Até aqui falei do livro, agora preciso falar da autora. Sendo, como é, uma das artistas de maior brilho, tanto no cinema, teatro e principalmente na televisão, é surpreendente a limpeza de seu texto e o enigma de sua vida interior, que nem mesmo uma biografia formal conseguiria decifrar. Ela inventa uma vida, embaralha memórias e vai transformando os grandes e pequenos momentos que viveu ou pensou ter vivido em matéria de reflexão que atinge não apenas qualquer indivíduo ("unus aptus essere pluribus") mas a todos aqueles que, mesmo contra a vontade, fazem parte do gênero humano.

O bom gosto que nela não é uma segunda natureza, mas é a primeira, ao mesmo tempo que comenta, critica ou absorve qualquer acontecimento do mundo e principalmente de sua vida pessoal, revela com crueza o espetáculo que ela assiste e do qual participa. Não precisamos concordar com a autora, uma vez que raríssimas vezes ela concorda com aquilo que Shakespeare chamou de "mil acidentes da carne".

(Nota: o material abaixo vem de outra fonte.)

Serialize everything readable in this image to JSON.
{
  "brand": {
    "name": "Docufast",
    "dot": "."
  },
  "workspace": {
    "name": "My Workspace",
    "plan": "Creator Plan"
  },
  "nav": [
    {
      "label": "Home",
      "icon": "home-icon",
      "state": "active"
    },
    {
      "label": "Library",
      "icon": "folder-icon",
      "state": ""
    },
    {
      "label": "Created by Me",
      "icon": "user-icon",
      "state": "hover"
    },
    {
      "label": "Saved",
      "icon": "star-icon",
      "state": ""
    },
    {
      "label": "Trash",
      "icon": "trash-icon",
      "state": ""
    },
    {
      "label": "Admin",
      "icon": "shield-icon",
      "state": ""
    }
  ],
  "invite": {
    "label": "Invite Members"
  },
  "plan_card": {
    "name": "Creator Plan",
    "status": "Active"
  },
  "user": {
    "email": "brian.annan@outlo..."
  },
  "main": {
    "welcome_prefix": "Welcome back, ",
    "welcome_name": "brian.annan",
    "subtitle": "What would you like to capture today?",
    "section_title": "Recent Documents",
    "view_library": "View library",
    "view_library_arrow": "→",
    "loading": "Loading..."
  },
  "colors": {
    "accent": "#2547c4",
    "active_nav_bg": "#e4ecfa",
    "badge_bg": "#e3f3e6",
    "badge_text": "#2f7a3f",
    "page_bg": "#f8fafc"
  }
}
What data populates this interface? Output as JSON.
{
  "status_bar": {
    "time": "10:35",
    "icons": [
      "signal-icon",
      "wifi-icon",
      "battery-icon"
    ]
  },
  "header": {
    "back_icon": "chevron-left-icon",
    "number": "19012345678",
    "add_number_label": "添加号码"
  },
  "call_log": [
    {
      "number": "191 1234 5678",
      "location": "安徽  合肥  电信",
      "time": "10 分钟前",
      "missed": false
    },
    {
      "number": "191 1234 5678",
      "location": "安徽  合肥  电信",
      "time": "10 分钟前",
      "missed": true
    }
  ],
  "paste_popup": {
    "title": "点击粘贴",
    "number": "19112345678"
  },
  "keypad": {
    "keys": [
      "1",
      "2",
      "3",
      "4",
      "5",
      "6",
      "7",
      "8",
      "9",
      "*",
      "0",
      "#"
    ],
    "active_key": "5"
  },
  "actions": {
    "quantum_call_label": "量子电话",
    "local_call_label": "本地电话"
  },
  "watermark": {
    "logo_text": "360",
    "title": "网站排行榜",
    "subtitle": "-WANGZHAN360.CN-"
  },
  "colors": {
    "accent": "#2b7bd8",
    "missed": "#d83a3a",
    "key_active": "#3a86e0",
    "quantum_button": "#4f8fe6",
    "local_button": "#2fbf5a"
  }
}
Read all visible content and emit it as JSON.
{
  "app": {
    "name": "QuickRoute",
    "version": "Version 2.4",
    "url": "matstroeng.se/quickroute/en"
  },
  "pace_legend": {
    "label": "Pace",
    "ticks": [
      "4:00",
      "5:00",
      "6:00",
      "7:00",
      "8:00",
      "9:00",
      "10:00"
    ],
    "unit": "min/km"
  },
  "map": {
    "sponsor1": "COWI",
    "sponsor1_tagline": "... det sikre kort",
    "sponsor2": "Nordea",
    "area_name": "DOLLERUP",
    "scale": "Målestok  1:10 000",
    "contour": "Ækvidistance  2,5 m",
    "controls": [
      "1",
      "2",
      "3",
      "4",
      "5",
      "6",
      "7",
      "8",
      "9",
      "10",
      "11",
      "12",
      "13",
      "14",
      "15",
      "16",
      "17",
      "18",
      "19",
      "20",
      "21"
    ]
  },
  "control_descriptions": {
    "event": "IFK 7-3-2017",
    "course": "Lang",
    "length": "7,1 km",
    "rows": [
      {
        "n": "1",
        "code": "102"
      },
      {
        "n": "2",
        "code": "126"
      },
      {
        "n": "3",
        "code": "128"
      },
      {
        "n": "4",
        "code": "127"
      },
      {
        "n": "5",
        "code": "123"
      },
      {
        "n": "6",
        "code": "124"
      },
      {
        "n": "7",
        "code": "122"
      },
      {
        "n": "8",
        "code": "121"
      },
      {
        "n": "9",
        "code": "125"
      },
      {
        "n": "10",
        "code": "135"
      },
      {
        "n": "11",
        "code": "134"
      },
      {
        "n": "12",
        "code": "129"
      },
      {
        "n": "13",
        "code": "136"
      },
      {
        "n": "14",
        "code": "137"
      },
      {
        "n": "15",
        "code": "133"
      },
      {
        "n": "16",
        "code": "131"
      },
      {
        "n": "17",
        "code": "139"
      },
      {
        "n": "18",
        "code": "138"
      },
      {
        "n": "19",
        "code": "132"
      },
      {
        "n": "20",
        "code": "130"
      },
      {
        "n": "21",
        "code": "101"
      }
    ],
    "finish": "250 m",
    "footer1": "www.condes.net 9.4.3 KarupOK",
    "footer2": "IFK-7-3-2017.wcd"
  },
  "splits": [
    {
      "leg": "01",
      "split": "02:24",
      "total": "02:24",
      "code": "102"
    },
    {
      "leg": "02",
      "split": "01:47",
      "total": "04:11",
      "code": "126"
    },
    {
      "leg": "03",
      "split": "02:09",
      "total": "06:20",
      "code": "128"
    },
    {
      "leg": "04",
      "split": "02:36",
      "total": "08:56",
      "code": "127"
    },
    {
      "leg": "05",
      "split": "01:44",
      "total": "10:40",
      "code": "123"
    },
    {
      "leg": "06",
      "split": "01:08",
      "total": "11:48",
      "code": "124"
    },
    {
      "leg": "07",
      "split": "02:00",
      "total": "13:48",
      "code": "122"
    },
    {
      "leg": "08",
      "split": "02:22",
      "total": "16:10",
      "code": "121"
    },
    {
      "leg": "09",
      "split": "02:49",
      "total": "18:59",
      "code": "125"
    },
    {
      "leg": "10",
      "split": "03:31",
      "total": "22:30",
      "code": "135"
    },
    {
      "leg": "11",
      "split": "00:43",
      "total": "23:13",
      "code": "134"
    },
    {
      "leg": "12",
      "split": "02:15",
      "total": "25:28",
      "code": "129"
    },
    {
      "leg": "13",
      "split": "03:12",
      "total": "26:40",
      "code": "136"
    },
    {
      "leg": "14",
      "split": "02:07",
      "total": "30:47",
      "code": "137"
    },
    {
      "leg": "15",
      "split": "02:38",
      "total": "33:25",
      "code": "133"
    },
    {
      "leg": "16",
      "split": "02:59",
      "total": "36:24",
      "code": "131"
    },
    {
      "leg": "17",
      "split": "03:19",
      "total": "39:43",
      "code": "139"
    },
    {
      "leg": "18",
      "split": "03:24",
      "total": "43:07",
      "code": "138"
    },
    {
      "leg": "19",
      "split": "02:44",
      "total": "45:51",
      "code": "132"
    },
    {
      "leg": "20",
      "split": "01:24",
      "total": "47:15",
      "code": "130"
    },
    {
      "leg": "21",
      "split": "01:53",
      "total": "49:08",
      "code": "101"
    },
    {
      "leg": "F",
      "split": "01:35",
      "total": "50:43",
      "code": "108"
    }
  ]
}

Obrigo-me a algumas citações desta vida que Maitê inventou ou pensou ter inventado: seria banal procurar onde termina a memória, o delírio e a confissão.

"Não sei bem se aquilo que penso é o meu próprio pensamento e se o que desejo é o meu querer ou de outro."

"Minhas microquestões me empacam e eu preciso seguir, mas tenho de me livrar de mim para voltar a mim."

"Gosto do Rio, amo às vezes, mas não sou daqui, e não sou de canto algum."

"Quando faço tudo certo, ainda assim faço errado."

"Será que os doidos são mesmo doidos?"

"Quero o meu tempo de volta. Afinal, quem foi que inventou o futuro?"

"Esta noite, tive um pesadelo. A verdade se encontrava do outro lado de um vasto oceanoe eu não sabia nadar."

"Certa vez, eu vivi uma paixão estética. O homem era um deus. Era burro mas era belo. Falava pouco e quando falava não dizia nada."

"A avó Berta, com sua torrente de emoções, era um antídoto contra a monotonia. Berta gostava de sofrer em voz alta. Ela era incapaz de calar-se, mesmo estando só."

"O pato então andava atrás dela, por toda parte, seguindo-a daquela forma geométrica que os patos têm ao caminhar em bando. Patos não gostam de curvas."

"Nunca entendi por que são tão poucos os suicídios no mundo. Digam o que disserem os religiosos, não pode ser outra coisa se não o legítimo dispor do próprio corpo para interromper o intolerável".

"Compreendi, na última incursão, que os idiomas ocidentais não servem para muita coisa quando se está na China. Tentar se expressar com gestos também não presta, chinês gesticula em chinês."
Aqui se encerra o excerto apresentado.